|
|
|
|
ALLREDUCE
The following performance data were collected by Patrick H. Worley on the AlphaServer SC and IBM SP systems at Oak Ridge National Laboratory and on the IBM SP Phase II system at the National Energy Research Scientific Computing Center during the summer of 2001 using a code designed to measure the performance of the allreduce collective communication operator. The ORNL SP system uses the "SP Switch" and one SPSMX2 switch adapter per 4-way Winterhawk II SMP node, while the NERSC SP system uses the "SP Switch2" (Colony switch) and two TB3PCI switch adapters per 16-way Nighthawk II SMP node. The AlphaServer SC uses the Quadrics interconnect and one switch adapter per 4-way ES40 SMP node. For the Compaq system, results are presented for both version 1.0 and version 2.0 of the system software. Version 2.0 includes additional optimizations of the MPI collective communication operators.The test code measures the performance of the native MPI_Allreduce and a number of alternative implementations under a variety of conditions.

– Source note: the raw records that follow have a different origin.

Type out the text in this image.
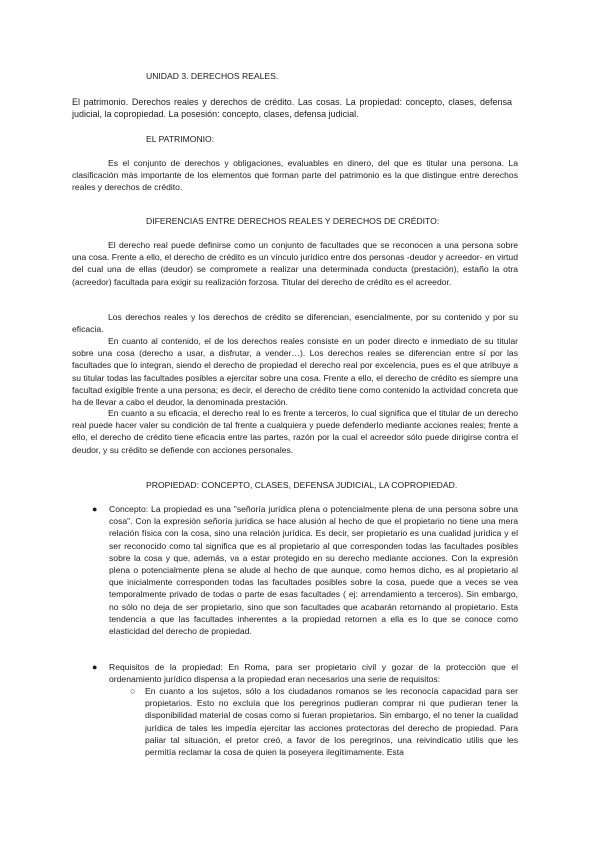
UNIDAD 3. DERECHOS REALES.

El patrimonio. Derechos reales y derechos de crédito. Las cosas. La propiedad: concepto, clases, defensa judicial, la copropiedad. La posesión: concepto, clases, defensa judicial.

EL PATRIMONIO:

Es el conjunto de derechos y obligaciones, evaluables en dinero, del que es titular una persona. La clasificación más importante de los elementos que forman parte del patrimonio es la que distingue entre derechos reales y derechos de crédito.

DIFERENCIAS ENTRE DERECHOS REALES Y DERECHOS DE CRÉDITO:

El derecho real puede definirse como un conjunto de facultades que se reconocen a una persona sobre una cosa. Frente a ello, el derecho de crédito es un vínculo jurídico entre dos personas -deudor y acreedor- en virtud del cual una de ellas (deudor) se compromete a realizar una determinada conducta (prestación), estaño la otra (acreedor) facultada para exigir su realización forzosa. Titular del derecho de crédito es el acreedor.

Los derechos reales y los derechos de crédito se diferencian, esencialmente, por su contenido y por su eficacia.

En cuanto al contenido, el de los derechos reales consiste en un poder directo e inmediato de su titular sobre una cosa (derecho a usar, a disfrutar, a vender…). Los derechos reales se diferencian entre sí por las facultades que lo integran, siendo el derecho de propiedad el derecho real por excelencia, pues es el que atribuye a su titular todas las facultades posibles a ejercitar sobre una cosa. Frente a ello, el derecho de crédito es siempre una facultad exigible frente a una persona; es decir, el derecho de crédito tiene como contenido la actividad concreta que ha de llevar a cabo el deudor, la denominada prestación.

En cuanto a su eficacia, el derecho real lo es frente a terceros, lo cual significa que el titular de un derecho real puede hacer valer su condición de tal frente a cualquiera y puede defenderlo mediante acciones reales; frente a ello, el derecho de crédito tiene eficacia entre las partes, razón por la cual el acreedor sólo puede dirigirse contra el deudor, y su crédito se defiende con acciones personales.

PROPIEDAD: CONCEPTO, CLASES, DEFENSA JUDICIAL, LA COPROPIEDAD.

● Concepto: La propiedad es una "señoría jurídica plena o potencialmente plena de una persona sobre una cosa". Con la expresión señoría jurídica se hace alusión al hecho de que el propietario no tiene una mera relación física con la cosa, sino una relación jurídica. Es decir, ser propietario es una cualidad jurídica y el ser reconocido como tal significa que es al propietario al que corresponden todas las facultades posibles sobre la cosa y que, además, va a estar protegido en su derecho mediante acciones. Con la expresión plena o potencialmente plena se alude al hecho de que aunque, como hemos dicho, es al propietario al que inicialmente corresponden todas las facultades posibles sobre la cosa, puede que a veces se vea temporalmente privado de todas o parte de esas facultades ( ej: arrendamiento a terceros). Sin embargo, no sólo no deja de ser propietario, sino que son facultades que acabarán retornando al propietario. Esta tendencia a que las facultades inherentes a la propiedad retornen a ella es lo que se conoce como elasticidad del derecho de propiedad.

● Requisitos de la propiedad: En Roma, para ser propietario civil y gozar de la protección que el ordenamiento jurídico dispensa a la propiedad eran necesarios una serie de requisitos:

○ En cuanto a los sujetos, sólo a los ciudadanos romanos se les reconocía capacidad para ser propietarios. Esto no excluía que los peregrinos pudieran comprar ni que pudieran tener la disponibilidad material de cosas como si fueran propietarios. Sin embargo, el no tener la cualidad jurídica de tales les impedía ejercitar las acciones protectoras del derecho de propiedad. Para paliar tal situación, el pretor creó, a favor de los peregrinos, una reivindicatio utilis que les permitía reclamar la cosa de quien la poseyera ilegítimamente. Esta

For the first two experiments, performance is reported for the fastest time observed when executing a single allreduce. Many experiments were run, and the optimal timings appear to be relatively free from effects due to unrelated system interrupts. Results are presented in terms of the number of allreduces per second, that is, the inverse of the measured times. Experiments 3 and 4 examine the optimal observed performance for MPI_ALLREDUCE. Each run of the test code times MPI_ALLREDUCE 30 times for each processor or node count and for each vector length, and the test code is run three times for each experiment. This "oversampling" should provide a large enough sample to determine optimal MPI_ALLREDUCE performance. Experiments 5 and 6 examine the average observed performance for MPI_ALLREDUCE. The oversampling should also provide a large enough sample to gauge typical performance.